La notation sociale est en partie
une réponse aux besoins non assumés par la notation financière
classique. On sait aujourd’hui que l’information financière
ne raconte pas toute l’histoire, qu’elle ne suffit pas à
éclairer les risques et les perspectives de l’entreprise.
Toute la question est de savoir en référence à quoi
et comment peut s’effectuer une mesure de la responsabilité
sociale.
Deux générations de notation
Schématiquement, les processus
de notation se rattachent à deux générations distinctes.
La première, se réclamant
explicitement de choix éthiques, apporte aux investisseurs et aux
gérants de capitaux qui le souhaitent des produits de veille, d’analyse
ou de benchmark leur permettant d’exclure de leurs sélections
des entreprises en raison de la nature de leurs produits (alcool, tabac,
jeux, armements, expériences sur les animaux, pollution, etc.)
ou de leurs lieux d’activité (droits humains, pollutions).
La seconde génération
se réfère à une conception positive du développement
durable. Elle fournit des produits d’évaluation et de classement
à partir de critères valorisant les résultats des
entreprises au regard d’un ou de plusieurs thèmes de responsabilité
sociale1. L’enjeu fondamental, en particulier
pour la seconde génération des agences de notation, est
celui de la clarté des méthodes et de l’acceptabilité
des critères utilisés.
La notation sociale, pour être
crédible et utile, a en effet besoin d’être opposable
aux entreprises évaluées, intelligible aux investisseurs
et aux financiers que ces entreprises souhaitent intéresser, et
légitime au regard des parties prenantes concernées par
l’entreprise en question. Ces conditions requièrent un référentiel
qui soit lui-même opposable. Celui-ci ne peut s’appuyer que
sur des références normatives légitimes et de portée
universelle. Or ces références ont précisément
le mérite d’exister à travers l’ensemble des Conventions,
Recommandations et Principes directeurs énoncés par les
institutions internationales légitimes, l’ONU, l’OIT,
l’OCDE, par les instruments régionaux comme ceux de l’Union
européenne, et par les conventions sectorielles. Ces instruments
énoncent des principes et des objectifs fondamentaux qui sont des
principes d’action transposables en critères précis.

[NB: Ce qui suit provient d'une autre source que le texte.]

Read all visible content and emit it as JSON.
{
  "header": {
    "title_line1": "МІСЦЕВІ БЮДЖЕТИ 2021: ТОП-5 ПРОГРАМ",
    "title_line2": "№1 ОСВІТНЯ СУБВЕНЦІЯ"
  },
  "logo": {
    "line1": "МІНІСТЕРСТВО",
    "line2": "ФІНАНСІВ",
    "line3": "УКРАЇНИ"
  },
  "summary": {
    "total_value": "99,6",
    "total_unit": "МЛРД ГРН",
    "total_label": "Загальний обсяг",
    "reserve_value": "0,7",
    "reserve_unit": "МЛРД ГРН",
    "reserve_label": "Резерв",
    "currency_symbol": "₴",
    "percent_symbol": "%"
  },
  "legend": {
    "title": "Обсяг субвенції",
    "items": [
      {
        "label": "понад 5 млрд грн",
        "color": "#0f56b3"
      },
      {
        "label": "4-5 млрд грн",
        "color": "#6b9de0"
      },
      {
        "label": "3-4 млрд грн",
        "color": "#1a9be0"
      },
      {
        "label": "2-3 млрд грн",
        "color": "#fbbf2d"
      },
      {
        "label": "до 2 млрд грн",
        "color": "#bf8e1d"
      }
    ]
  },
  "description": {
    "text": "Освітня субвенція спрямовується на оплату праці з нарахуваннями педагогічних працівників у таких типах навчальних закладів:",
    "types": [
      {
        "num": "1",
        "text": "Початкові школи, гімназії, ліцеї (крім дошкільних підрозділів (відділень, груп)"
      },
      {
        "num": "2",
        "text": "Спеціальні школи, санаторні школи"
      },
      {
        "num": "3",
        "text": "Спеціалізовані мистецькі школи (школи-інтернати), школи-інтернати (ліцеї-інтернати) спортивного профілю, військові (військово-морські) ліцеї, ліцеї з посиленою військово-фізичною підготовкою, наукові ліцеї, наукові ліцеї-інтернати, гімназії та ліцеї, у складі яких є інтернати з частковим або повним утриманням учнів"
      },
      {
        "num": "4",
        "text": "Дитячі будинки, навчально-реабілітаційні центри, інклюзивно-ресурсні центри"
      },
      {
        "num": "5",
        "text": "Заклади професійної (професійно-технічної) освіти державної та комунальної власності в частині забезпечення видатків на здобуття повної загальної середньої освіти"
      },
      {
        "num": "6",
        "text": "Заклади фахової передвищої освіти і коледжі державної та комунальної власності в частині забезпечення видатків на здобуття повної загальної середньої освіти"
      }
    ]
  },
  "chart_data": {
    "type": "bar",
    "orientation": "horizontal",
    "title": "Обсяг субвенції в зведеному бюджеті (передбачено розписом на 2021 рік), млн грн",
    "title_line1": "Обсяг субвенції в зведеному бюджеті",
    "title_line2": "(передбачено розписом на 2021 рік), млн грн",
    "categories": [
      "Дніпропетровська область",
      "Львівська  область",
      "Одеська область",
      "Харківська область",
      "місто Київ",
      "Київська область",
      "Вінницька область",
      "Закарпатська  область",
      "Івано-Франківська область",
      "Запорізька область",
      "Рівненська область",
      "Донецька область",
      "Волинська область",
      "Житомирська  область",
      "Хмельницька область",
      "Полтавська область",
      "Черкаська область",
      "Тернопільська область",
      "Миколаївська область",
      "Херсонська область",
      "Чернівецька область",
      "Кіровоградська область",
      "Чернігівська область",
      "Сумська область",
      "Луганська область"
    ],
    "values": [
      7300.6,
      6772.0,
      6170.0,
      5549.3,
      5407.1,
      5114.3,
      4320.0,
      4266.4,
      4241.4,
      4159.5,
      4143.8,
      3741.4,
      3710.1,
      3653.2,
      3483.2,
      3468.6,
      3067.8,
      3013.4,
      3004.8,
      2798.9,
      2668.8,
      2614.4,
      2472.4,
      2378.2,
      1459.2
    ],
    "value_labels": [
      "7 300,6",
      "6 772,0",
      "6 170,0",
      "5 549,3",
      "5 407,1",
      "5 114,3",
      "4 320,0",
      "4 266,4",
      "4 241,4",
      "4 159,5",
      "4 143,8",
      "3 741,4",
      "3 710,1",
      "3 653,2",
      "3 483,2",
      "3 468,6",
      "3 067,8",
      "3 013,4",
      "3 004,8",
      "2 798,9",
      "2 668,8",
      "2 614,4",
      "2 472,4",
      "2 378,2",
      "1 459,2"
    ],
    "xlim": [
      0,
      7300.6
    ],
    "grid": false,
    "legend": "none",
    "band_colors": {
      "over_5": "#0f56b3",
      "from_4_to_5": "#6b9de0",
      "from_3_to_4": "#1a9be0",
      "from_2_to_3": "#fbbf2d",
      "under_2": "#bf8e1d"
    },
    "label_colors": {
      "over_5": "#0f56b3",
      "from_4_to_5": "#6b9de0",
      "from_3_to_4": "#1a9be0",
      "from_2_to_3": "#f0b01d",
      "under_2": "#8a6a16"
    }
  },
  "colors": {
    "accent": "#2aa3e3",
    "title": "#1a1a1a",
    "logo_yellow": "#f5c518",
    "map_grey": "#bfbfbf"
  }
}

Une méthode de notation rigoureuse permet de construire des indicateurs,
et de les « scorer » en tenant compte des caractéristiques
et des lieux d’implantation des entreprises sous revue.

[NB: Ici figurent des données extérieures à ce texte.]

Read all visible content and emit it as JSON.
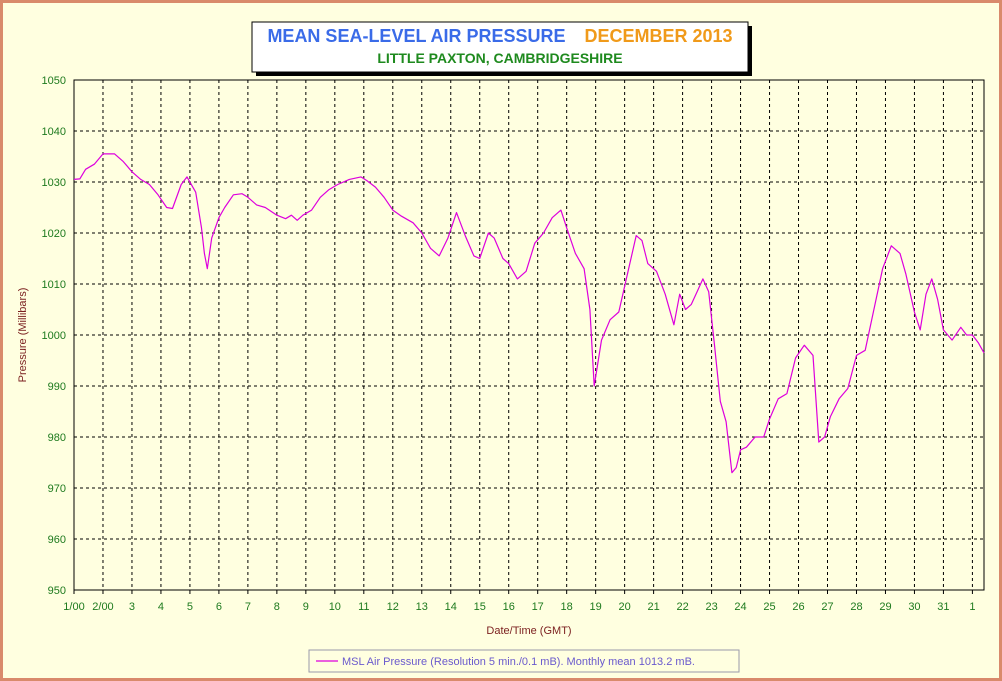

Transparence et objectivité
La multiplication des codes de
conduite, des chartes éthiques, des certificats et des labels environnementaux,
sociaux ou de qualité technique des produits et des processus a
montré, quoi qu’on puisse penser des limites de ces outils,
l’importance de conjuguer « savoir-faire » et «
faire savoir ». A l’heure de l’économie de la réputation,
les paramètres immatériels – ce que les Anglo-Saxons
appellent le « goodwill » – peuvent en effet représenter
une part considérable de la valorisation financière de l’entreprise.
Cette valeur immatérielle ne se construit pas que par de la communication.

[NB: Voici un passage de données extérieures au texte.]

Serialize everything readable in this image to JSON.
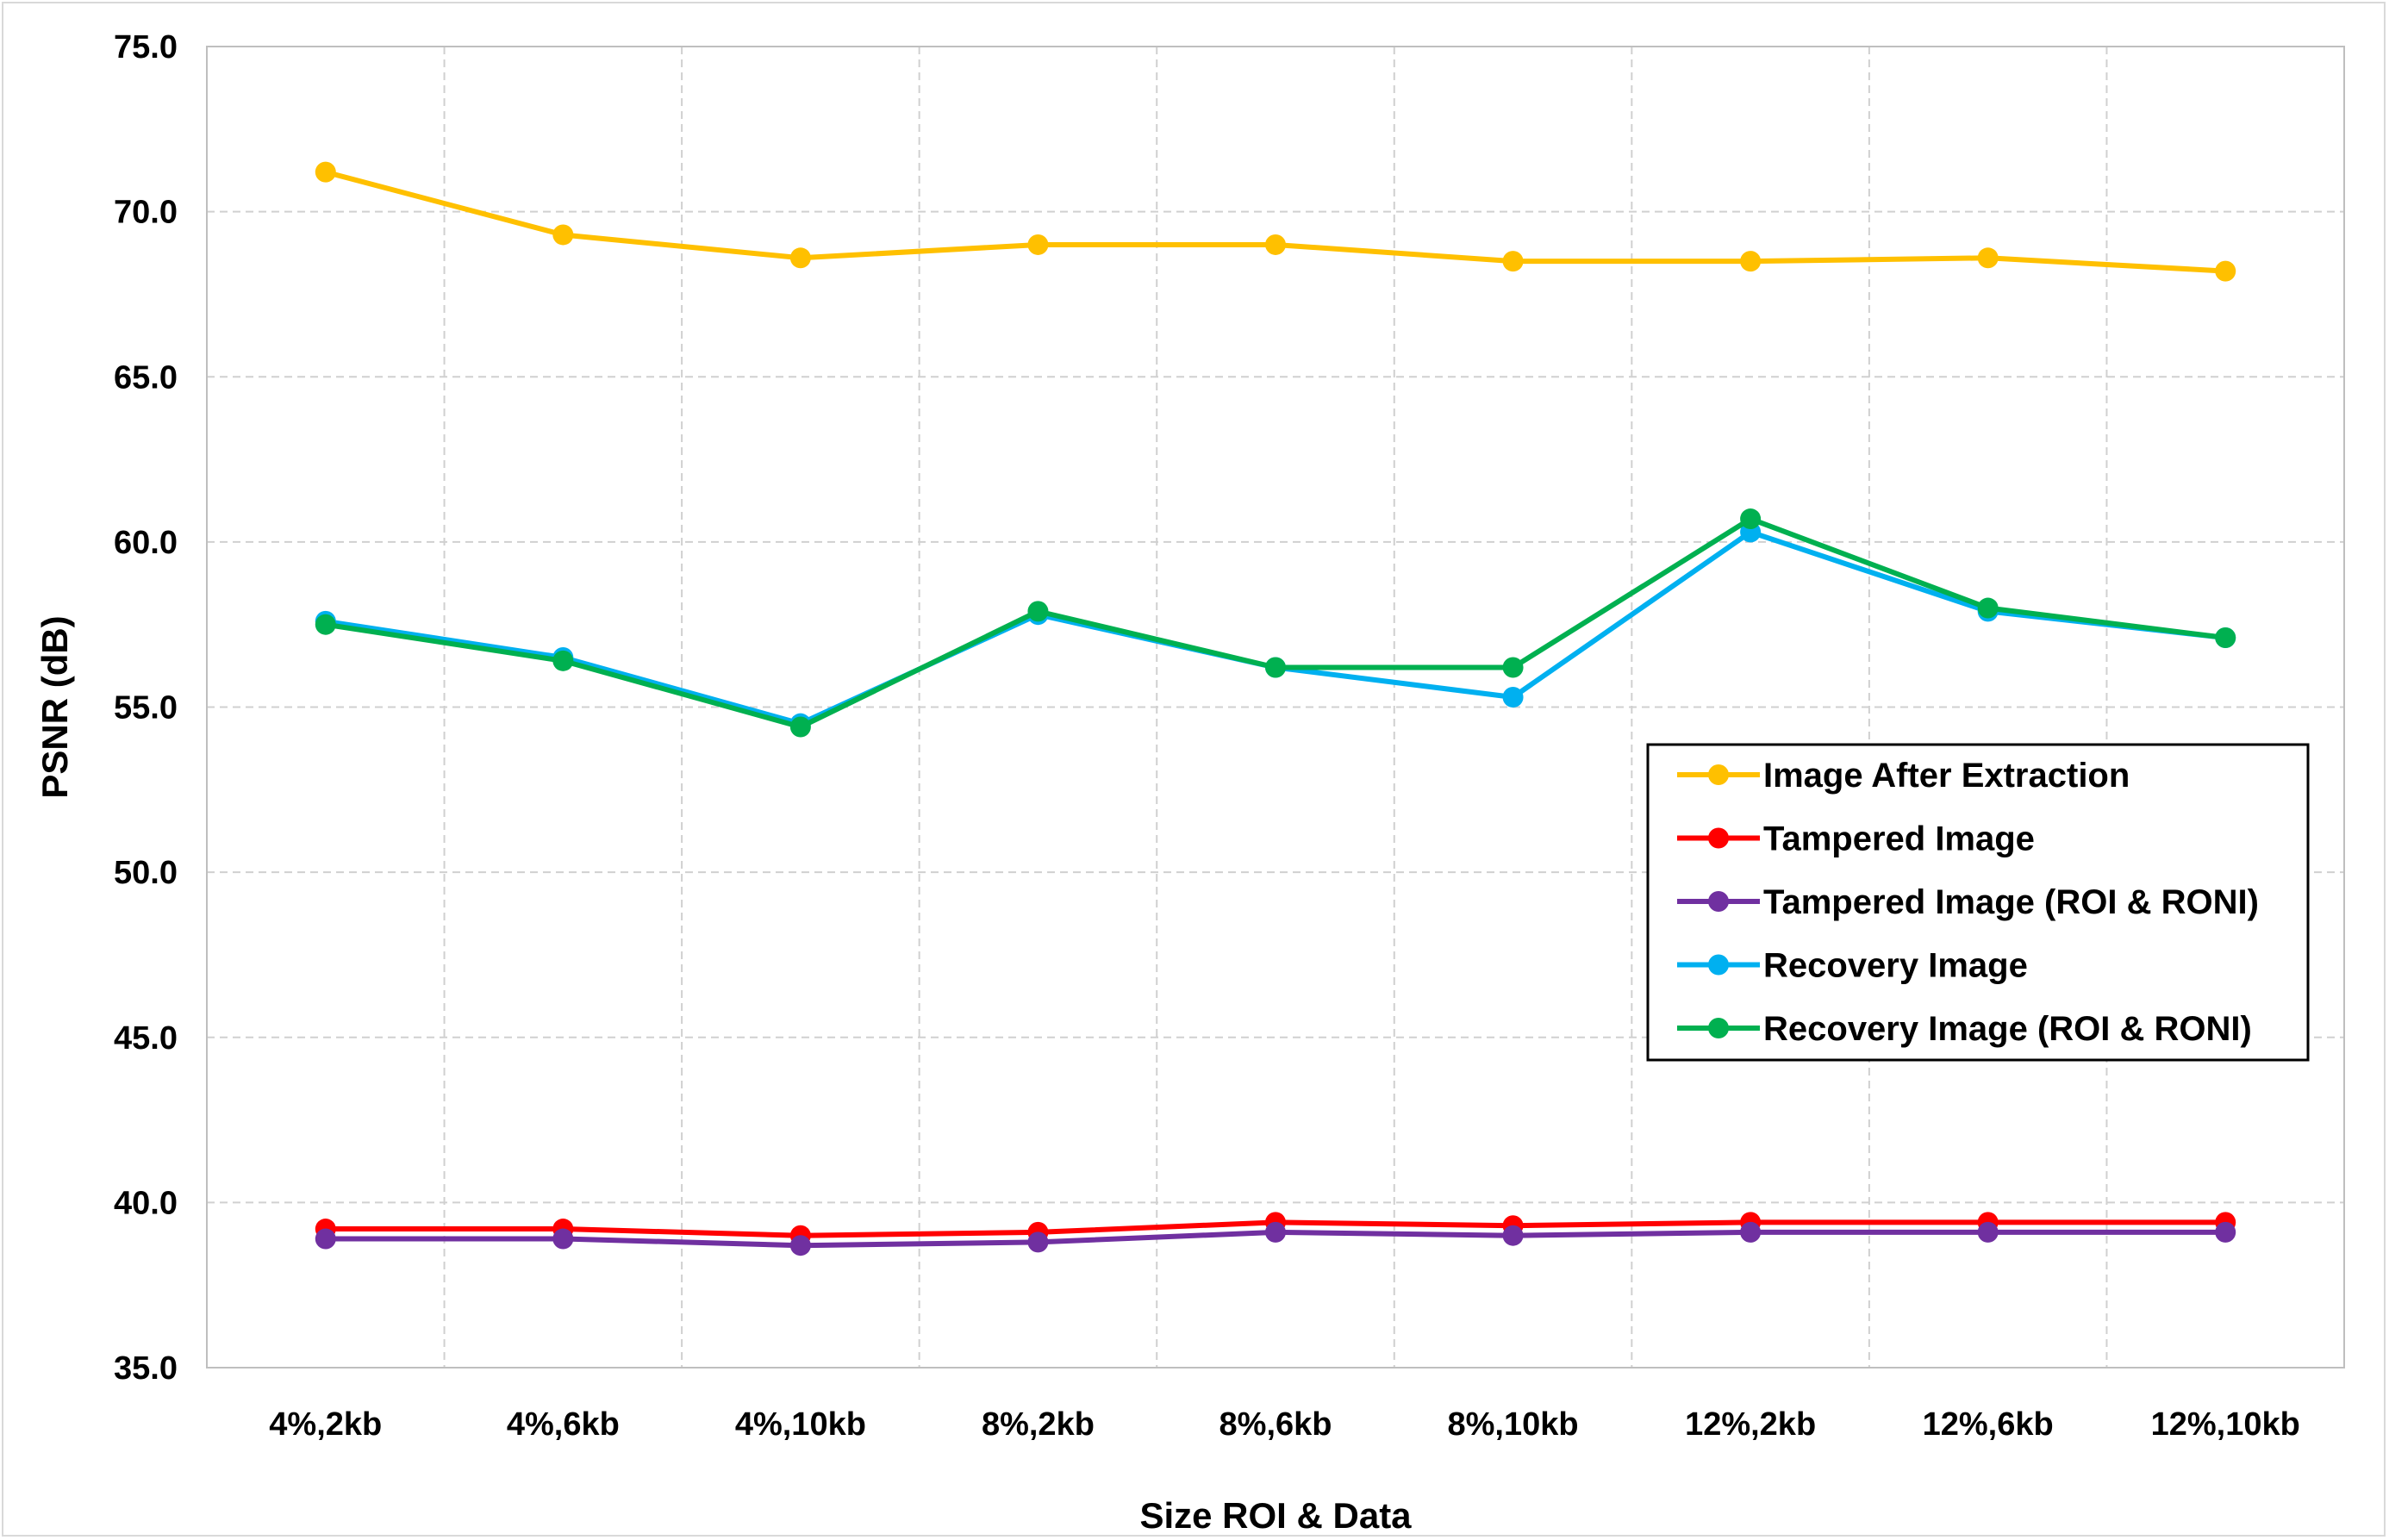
{
  "chart_data": {
    "type": "line",
    "title": "",
    "xlabel": "Size ROI & Data",
    "ylabel": "PSNR (dB)",
    "ylim": [
      35.0,
      75.0
    ],
    "y_ticks": [
      "35.0",
      "40.0",
      "45.0",
      "50.0",
      "55.0",
      "60.0",
      "65.0",
      "70.0",
      "75.0"
    ],
    "grid": true,
    "legend_position": "right-center",
    "categories": [
      "4%,2kb",
      "4%,6kb",
      "4%,10kb",
      "8%,2kb",
      "8%,6kb",
      "8%,10kb",
      "12%,2kb",
      "12%,6kb",
      "12%,10kb"
    ],
    "series": [
      {
        "name": "Image After Extraction",
        "color": "#FFC000",
        "values": [
          71.2,
          69.3,
          68.6,
          69.0,
          69.0,
          68.5,
          68.5,
          68.6,
          68.2
        ]
      },
      {
        "name": "Tampered Image",
        "color": "#FF0000",
        "values": [
          39.2,
          39.2,
          39.0,
          39.1,
          39.4,
          39.3,
          39.4,
          39.4,
          39.4
        ]
      },
      {
        "name": "Tampered Image (ROI & RONI)",
        "color": "#7030A0",
        "values": [
          38.9,
          38.9,
          38.7,
          38.8,
          39.1,
          39.0,
          39.1,
          39.1,
          39.1
        ]
      },
      {
        "name": "Recovery Image",
        "color": "#00B0F0",
        "values": [
          57.6,
          56.5,
          54.5,
          57.8,
          56.2,
          55.3,
          60.3,
          57.9,
          57.1
        ]
      },
      {
        "name": "Recovery Image (ROI & RONI)",
        "color": "#00B050",
        "values": [
          57.5,
          56.4,
          54.4,
          57.9,
          56.2,
          56.2,
          60.7,
          58.0,
          57.1
        ]
      }
    ]
  }
}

Elle est inextricablement liée aux attentes de la société.
Le concept de responsabilité
sociale, comme exercice managérial tangible et mesurable, apporte
au développement durable une dimension de réalisme et d’objectivité.
- Vigeo retient six domaines de RSE : clients-fournisseurs, droits humains, envionnement,
engagement sociétal, gouvernement d’entreprise, ressources humaines.